Kain yang sudah dilukis kemudian diberi perekat warna dan dicelup ke pewarna tekstil. Bagian yang Anda beri malam tidak akan menyerap pewarna dan akan tetap berwarna putih. Sehingga, bila Anda menggambar bunga dengan malam dan mencelupkan kain ke warna merah, hasil yang diperoleh adalah bunga berwarna putih dengan latar belakang berwarna merah. Bagaimana kalau Anda berniat mewarnai warna putih tersebut? Anda perlu merebus kain yang sama (untuk meluruhkan lilin yang sudah mengering tadi) dan melapisi lagi bagian selain gambar bunga tersebut dengan malam serta mencelupkannya ke warna biru, misalnya. Sehingga diperoleh gambar akhir berupa bunga biru berlatar merah.


Nah, kebayang dong kalau warna batiknya bermacam-macam seperti motif batik pesisir begitu? Diperlukan berkali-kali pelapisan malam, berkali-kali pencelupan warna, dan berkali-kali perebusan kain untuk memperoleh hasil yang diinginkan. Rumit. Tapi itulah seninya. Ga ada yang bilang kalau ngebatik itu bakal gampang kan?

Terbukti, hasil yang saya dapatkan sangat jauh dari kain batik yang profesional. Seperti yang bisa Anda saksikan di bawah. Senyum si Rezon lebih sumringah karena hasilnya tentu lebih rapi dan menawan. Betapa pun, Anda tak patut menghina saya.
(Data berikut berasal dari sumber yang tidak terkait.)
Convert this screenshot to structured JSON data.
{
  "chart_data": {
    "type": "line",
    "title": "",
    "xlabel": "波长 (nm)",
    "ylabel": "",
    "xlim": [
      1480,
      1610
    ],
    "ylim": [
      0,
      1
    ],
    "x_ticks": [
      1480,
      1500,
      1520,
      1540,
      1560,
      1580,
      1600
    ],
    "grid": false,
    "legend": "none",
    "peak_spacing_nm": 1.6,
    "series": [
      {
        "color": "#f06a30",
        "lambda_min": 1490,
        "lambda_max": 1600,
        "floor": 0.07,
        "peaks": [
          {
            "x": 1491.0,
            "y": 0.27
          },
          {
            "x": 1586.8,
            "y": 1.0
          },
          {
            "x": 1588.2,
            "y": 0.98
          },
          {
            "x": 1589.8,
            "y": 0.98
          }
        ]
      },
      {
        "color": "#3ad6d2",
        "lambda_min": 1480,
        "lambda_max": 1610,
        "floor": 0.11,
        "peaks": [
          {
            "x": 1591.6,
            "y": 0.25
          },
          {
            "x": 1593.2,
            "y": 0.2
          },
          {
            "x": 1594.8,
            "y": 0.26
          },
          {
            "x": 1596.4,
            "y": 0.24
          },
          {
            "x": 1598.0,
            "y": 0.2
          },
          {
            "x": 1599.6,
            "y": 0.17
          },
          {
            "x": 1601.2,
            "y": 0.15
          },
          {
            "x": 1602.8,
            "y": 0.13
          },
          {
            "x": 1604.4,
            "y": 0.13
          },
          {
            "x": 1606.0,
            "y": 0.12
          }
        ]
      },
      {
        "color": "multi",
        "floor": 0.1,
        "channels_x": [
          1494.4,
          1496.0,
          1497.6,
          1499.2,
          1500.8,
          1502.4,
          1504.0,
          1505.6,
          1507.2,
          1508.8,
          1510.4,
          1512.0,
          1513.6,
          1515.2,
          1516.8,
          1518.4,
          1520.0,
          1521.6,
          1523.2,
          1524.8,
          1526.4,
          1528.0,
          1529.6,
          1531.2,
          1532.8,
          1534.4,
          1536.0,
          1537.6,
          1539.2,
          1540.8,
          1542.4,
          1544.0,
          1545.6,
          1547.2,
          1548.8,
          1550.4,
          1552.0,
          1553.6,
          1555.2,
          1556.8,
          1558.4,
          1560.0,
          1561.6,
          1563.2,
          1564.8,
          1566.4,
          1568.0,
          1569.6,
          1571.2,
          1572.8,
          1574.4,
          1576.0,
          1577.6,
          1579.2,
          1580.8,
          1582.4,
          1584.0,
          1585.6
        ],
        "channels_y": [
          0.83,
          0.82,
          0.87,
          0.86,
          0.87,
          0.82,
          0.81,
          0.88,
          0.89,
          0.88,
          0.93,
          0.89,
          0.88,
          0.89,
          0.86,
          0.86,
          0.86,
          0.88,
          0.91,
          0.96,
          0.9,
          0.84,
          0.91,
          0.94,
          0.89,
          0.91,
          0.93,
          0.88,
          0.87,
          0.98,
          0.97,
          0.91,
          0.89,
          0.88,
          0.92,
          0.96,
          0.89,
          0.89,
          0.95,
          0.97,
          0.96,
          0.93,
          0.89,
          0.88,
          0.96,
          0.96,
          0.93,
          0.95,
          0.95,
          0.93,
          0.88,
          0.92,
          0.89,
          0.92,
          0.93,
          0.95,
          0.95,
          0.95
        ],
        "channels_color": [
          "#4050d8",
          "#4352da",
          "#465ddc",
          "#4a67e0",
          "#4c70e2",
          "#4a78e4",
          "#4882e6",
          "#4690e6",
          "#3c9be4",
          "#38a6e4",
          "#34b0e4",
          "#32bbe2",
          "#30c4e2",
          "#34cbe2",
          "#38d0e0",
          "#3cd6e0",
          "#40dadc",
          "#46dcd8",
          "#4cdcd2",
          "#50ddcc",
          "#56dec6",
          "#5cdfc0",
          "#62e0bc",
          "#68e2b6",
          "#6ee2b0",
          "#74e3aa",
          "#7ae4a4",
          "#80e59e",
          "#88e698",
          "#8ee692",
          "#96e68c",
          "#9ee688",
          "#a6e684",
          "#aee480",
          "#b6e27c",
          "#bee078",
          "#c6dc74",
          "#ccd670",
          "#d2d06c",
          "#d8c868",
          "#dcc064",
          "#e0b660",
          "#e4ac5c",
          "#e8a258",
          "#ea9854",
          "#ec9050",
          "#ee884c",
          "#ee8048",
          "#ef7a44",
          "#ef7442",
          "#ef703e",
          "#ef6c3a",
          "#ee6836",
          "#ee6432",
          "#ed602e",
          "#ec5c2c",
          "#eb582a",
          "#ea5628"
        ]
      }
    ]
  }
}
Setidaknya saya pernah membatik DAN ANDA BELUM! Maka buru-buru sono ke musium tekstil biar sah ngehina dina karya saya. (buat yang sudah, tabik saya berikan buat Anda).


Museum Tekstil
Seperti yang telah saya jelaskan di atas, acara batik membatik saya, Rezon, dan anak-anak SD St. Antonius (bukan, kami ga ikut-ikutan rombongan anak-anak SD itu kok) diselenggarakan di Museum tekstil. Museum ini memang mengadakan lokakarya membatik tiap harinya. Tiap peserta dikutip Rp35.000,- untuk mengganti biaya kain, malam, canting, dll. Gedung utama museum sendiri memamerkan koleksi-koleksi kain nusantara. Mulai dari batik tulis khas Yogya yang dominan berwarna latar putih sampai tandingannya dari Surakarta yang dominan berwarna cokelat. Mulai dari batik tulis Cirebon, sampai tenun ikat Sumatera Utara. Mulai dari kain berbahan katun, sampai kain berbahan benang emas. Mulai dari kain yang hanya digunakan oleh para petinggi kerajaan, sampai ke kain yang biasa digunakan semua orang di Baduy dalam.
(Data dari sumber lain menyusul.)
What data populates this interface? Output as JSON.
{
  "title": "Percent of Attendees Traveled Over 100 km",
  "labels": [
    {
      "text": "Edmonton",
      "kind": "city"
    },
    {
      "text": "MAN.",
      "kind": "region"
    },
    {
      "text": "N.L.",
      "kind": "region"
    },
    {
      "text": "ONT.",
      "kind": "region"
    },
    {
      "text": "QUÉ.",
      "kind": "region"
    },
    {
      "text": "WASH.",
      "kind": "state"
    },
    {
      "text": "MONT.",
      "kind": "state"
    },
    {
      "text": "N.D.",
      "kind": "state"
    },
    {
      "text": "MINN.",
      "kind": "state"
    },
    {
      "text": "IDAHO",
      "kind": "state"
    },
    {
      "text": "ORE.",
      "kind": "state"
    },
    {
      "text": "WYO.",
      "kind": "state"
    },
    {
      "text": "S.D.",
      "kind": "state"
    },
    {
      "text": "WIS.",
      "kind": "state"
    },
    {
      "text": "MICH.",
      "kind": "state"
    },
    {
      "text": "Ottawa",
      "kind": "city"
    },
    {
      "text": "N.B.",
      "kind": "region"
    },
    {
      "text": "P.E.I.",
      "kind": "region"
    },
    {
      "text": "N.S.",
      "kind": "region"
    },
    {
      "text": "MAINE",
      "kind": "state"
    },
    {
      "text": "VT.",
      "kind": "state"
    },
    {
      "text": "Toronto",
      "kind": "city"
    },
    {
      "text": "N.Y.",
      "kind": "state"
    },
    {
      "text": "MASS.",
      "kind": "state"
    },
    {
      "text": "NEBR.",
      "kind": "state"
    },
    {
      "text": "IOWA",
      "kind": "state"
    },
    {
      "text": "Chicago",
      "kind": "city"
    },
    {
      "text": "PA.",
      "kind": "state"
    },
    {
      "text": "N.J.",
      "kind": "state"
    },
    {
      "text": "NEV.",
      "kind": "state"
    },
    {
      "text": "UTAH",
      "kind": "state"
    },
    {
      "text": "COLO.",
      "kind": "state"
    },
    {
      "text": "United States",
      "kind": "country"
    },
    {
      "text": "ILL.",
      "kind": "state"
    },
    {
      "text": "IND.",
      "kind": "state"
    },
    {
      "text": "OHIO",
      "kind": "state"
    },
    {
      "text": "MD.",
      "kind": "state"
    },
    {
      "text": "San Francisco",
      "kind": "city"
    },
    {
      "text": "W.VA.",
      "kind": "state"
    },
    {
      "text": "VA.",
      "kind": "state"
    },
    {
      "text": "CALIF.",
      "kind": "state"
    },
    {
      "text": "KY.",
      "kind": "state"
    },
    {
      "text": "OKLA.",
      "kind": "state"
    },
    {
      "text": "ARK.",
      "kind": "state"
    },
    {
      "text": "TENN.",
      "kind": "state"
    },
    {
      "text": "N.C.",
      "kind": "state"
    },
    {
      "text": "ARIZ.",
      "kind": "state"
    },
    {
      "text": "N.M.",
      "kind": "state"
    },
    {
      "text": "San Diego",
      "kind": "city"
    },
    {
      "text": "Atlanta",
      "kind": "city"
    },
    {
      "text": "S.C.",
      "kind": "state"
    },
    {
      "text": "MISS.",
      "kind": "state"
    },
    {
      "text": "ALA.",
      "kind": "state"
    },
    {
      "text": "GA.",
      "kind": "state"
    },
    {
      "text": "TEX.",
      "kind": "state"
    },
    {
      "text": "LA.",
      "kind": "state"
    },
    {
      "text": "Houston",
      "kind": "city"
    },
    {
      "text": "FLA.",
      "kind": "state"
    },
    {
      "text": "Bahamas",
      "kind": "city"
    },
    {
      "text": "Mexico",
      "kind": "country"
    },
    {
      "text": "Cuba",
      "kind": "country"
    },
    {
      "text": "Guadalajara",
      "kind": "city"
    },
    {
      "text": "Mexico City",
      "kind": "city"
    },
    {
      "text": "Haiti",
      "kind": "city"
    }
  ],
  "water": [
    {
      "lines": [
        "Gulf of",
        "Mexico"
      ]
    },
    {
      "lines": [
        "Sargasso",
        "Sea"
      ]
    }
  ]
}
Kompleksnya memang tak terlalu besar. Apalagi, museum ini memang kurang interaktif. Tapi, mengingat lokakaryanya sangat menarik. Boleh lah sekali-dua kali mampir ke sini. Apalagi bila Anda perlu menjamu tamu dari luar negeri, misalnya. Atau bila Anda tertarik sekali dengan batik, Anda bisa mengerjakan batik berukuran besar dengan harga Rp200.000,-.

Hal lain yang menarik dari museum ini adalah lantainya. Terdengar aneh mungkin, tapi lantai gedung utama dihiasi dengan motif-motif menyerupai permadani. Motif-motif ini saya tampilkan di gambar berikut:











Dan tidak lengkap bukan bila kita tidak menutup kunjungan kita dengan makan siang? Jauh sedikit dari Jl. K. S. Tubun tempat Museum Tekstil berada, saya bersantap siang di daerah permata hijau. Makan sop konro dan iga bakar Daeng Tata yang muaknyus. Buat Anda, saya siapkan dokumentasinya supaya Anda semua ngiler. Selamat ngiler!